“Set in 1966, Bloodsucker’s Handbook is the story of Father Noah Gregory, a young priest who is approached by federal marshals with an unusual request: help them deal with a vampire they have taken into custody. Drawn in by the vampire’s narrative, Noah’s own life begins to take strange twists. And when the vampire disappears, things get very weird.” (Wild Eye Releasing)

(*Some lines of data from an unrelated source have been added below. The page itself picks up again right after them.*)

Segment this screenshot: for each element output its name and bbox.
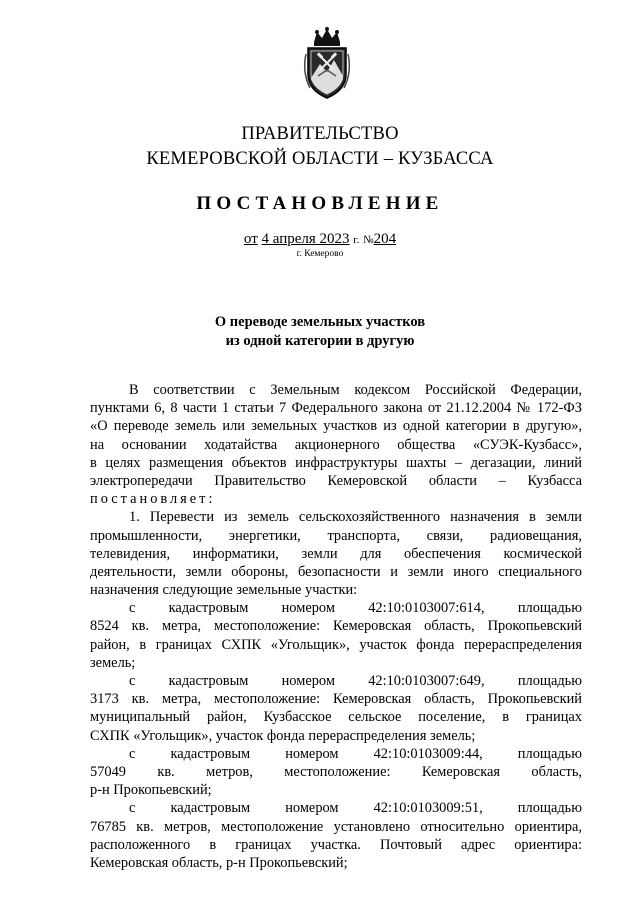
body-line: 8524 кв. метра, местоположение: Кемеровская область, Прокопьевский [90,618,582,635]
date-prefix: от [243,231,258,247]
body-line: В соответствии с Земельным кодексом Российской Федерации, [129,382,582,398]
body-line: 76785 кв. метров, местоположение установлено относительно ориентира, [90,818,582,835]
body-line: промышленности, энергетики, транспорта, связи, радиовещания, [90,527,582,544]
body-line: постановляет: [90,491,216,508]
body-line: 1. Перевести из земель сельскохозяйственного назначения в земли [129,509,582,526]
body-line: 57049 кв. метров, местоположение: Кемеровская область, [90,763,582,780]
body-line: 3173 кв. метра, местоположение: Кемеровская область, Прокопьевский [90,691,582,708]
body-line: район, в границах СХПК «Угольщик», участок фонда перераспределения [90,636,582,653]
year-suffix: г. [353,234,360,246]
document-date: 4 апреля 2023 [261,231,350,247]
body-line: СХПК «Угольщик», участок фонда перераспределения земель; [90,727,476,744]
body-line: в целях размещения объектов инфраструктуры шахты – дегазации, линий [90,454,582,471]
body-line: деятельности, земли обороны, безопасности и земли иного специального [90,563,582,580]
body-line: расположенного в границах участка. Почтовый адрес ориентира: [90,836,582,853]
body-line: с кадастровым номером 42:10:0103007:614, площадью [129,600,582,617]
kuzbass-coat-of-arms-icon [300,26,354,100]
body-line: Кемеровская область, р-н Прокопьевский; [90,854,348,871]
body-line: электропередачи Правительство Кемеровской области – Кузбасса [90,472,582,489]
body-line: назначения следующие земельные участки: [90,582,358,599]
body-line: земель; [90,654,136,671]
body-line: р-н Прокопьевский; [90,782,212,799]
subject-line2: из одной категории в другую [225,333,415,349]
document-type-title: ПОСТАНОВЛЕНИЕ [196,193,444,214]
body-line: муниципальный район, Кузбасское сельское поселение, в границах [90,709,582,726]
document-subject [0,313,640,351]
body-line: с кадастровым номером 42:10:0103007:649, площадью [129,673,582,689]
government-name-line1: ПРАВИТЕЛЬСТВО [241,124,399,144]
document-body [90,381,582,872]
date-number-line [0,231,640,248]
number-sign: № [363,234,374,246]
document-city: г. Кемерово [296,249,344,259]
government-name-line2: КЕМЕРОВСКОЙ ОБЛАСТИ – КУЗБАССА [146,149,494,169]
body-line: на основании ходатайства акционерного общества «СУЭК-Кузбасс», [90,436,582,453]
body-line: «О переводе земель или земельных участков из одной категории в другую», [90,418,582,435]
body-line: телевидения, информатики, земли для обеспечения космической [90,545,582,562]
subject-line1: О переводе земельных участков [214,314,426,330]
body-line: пунктами 6, 8 части 1 статьи 7 Федерального закона от 21.12.2004 № 172-ФЗ [90,400,582,417]
body-line: с кадастровым номером 42:10:0103009:44, площадью [129,745,582,762]
body-line: с кадастровым номером 42:10:0103009:51, площадью [129,800,582,817]
document-number: 204 [373,231,397,247]
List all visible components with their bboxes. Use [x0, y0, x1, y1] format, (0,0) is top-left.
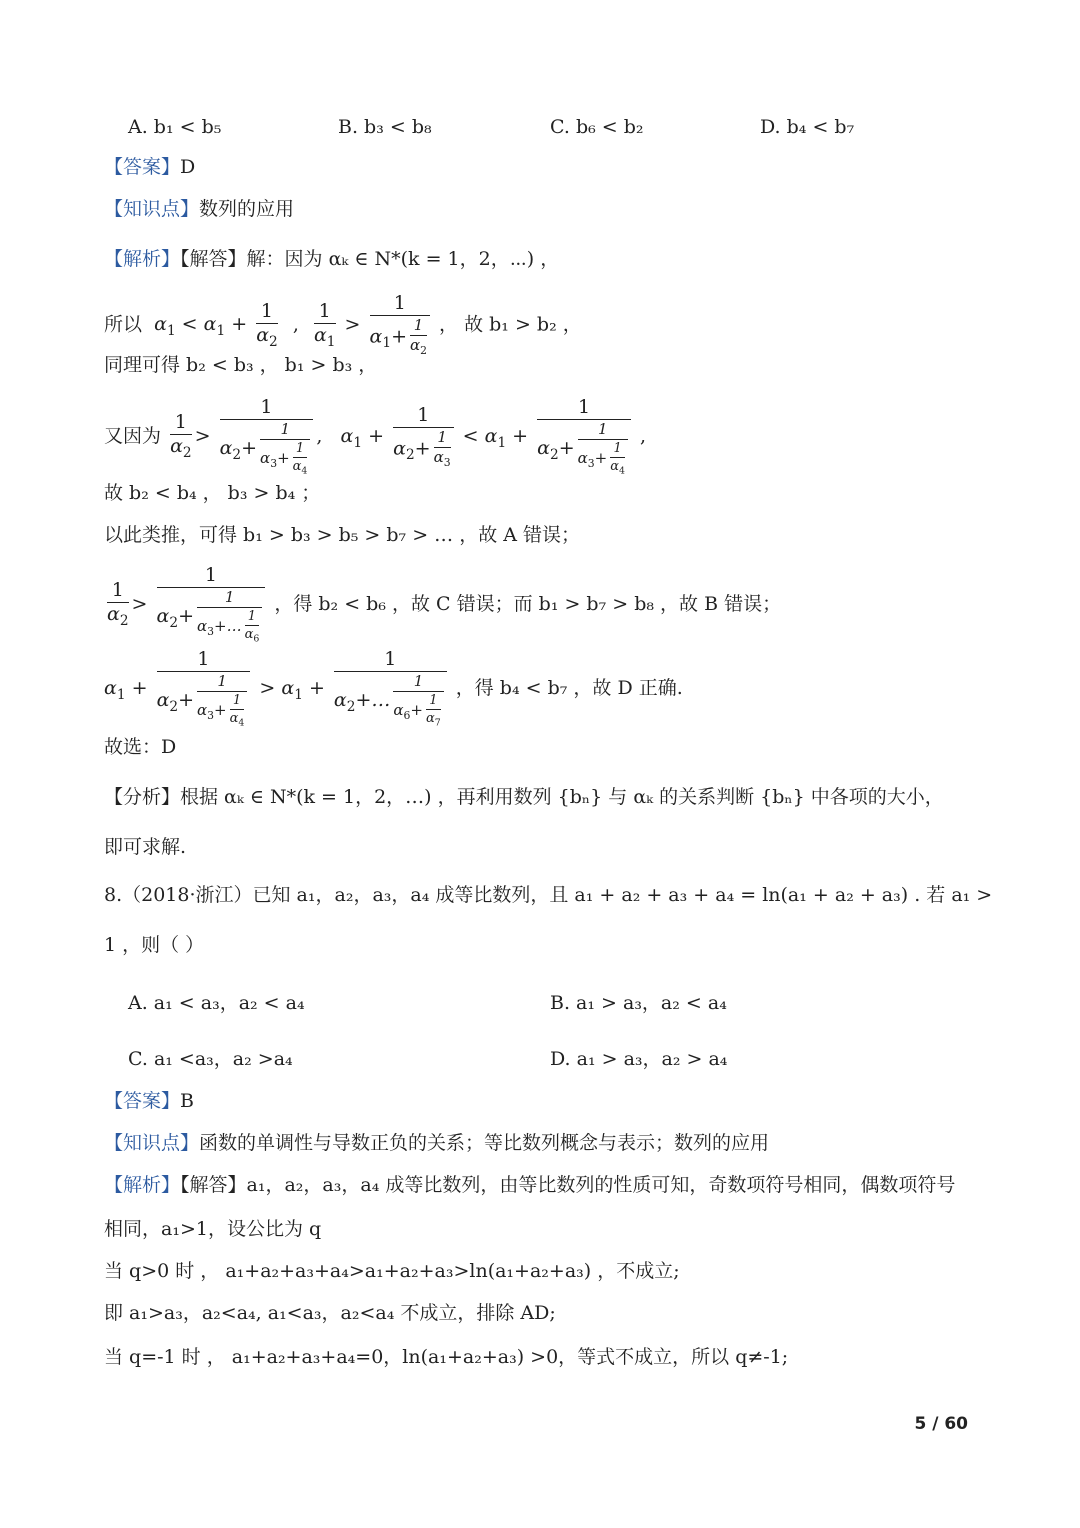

Tagged with the slogan of “Embrace the weird,” Mark Beal’s Bloodsucker’s Handbook is a surreal, psychedelic traipse through a rather peculiar story. Honestly, I’m not sure if it works or not. Initially released as a black and white in 2012 under the name Enchiridion, the film seems to have garnered a wide array of ratings. In 2016, it received an international release with a new title, Bloodsucker’s Handbook, and was in color. It is this version of the film that I watched and, given the noir style approach, I feel the movie should have been left in black and white. (A little grain probably wouldn’t have hurt either.)
Filming technicalities aside, Bloodsucker’s Handbook, once you open your mind to the weirdness, is actually fairly enjoyable. To give Beal credit, I do admit I giggled a time or two despite my extremely poor sense of humor. The acting is decent, though the audio quality for speech is a bit lacking from time to time. In addition, the inclusion of stop-motion puppets periodically gives the film a unique feel.
The plot focuses on the priest called in to interrogate an apprehended vampire, Father Noah Gregory. While he is studying the book written by the vampire, it escapes. Thus Father Gregory is led on a wild goose chase that keeps getting more and more bizarre. Bloodsucker’s Handbook includes a wide range of characters. Among the cast are recovering toad licking addicts, anthropomorphic creatures, and vampires. After getting his book back, the vampire crosses Father Gregory and viewers learn the truth about the priest. I won’t go into a lot of detail beyond that, as it may ruin the movie.
Though I prefer horror movies, I don’t mind the occasional journey into oddity. With that in mind, I do not feel that watching this movie wasted my time. In fact, I enjoyed it more than I expected to. The switch to color does ruin the ambiance, though. As a result, I cannot give it the four stars that I intended to. If bizarro films are your niche, this may be worth your watch.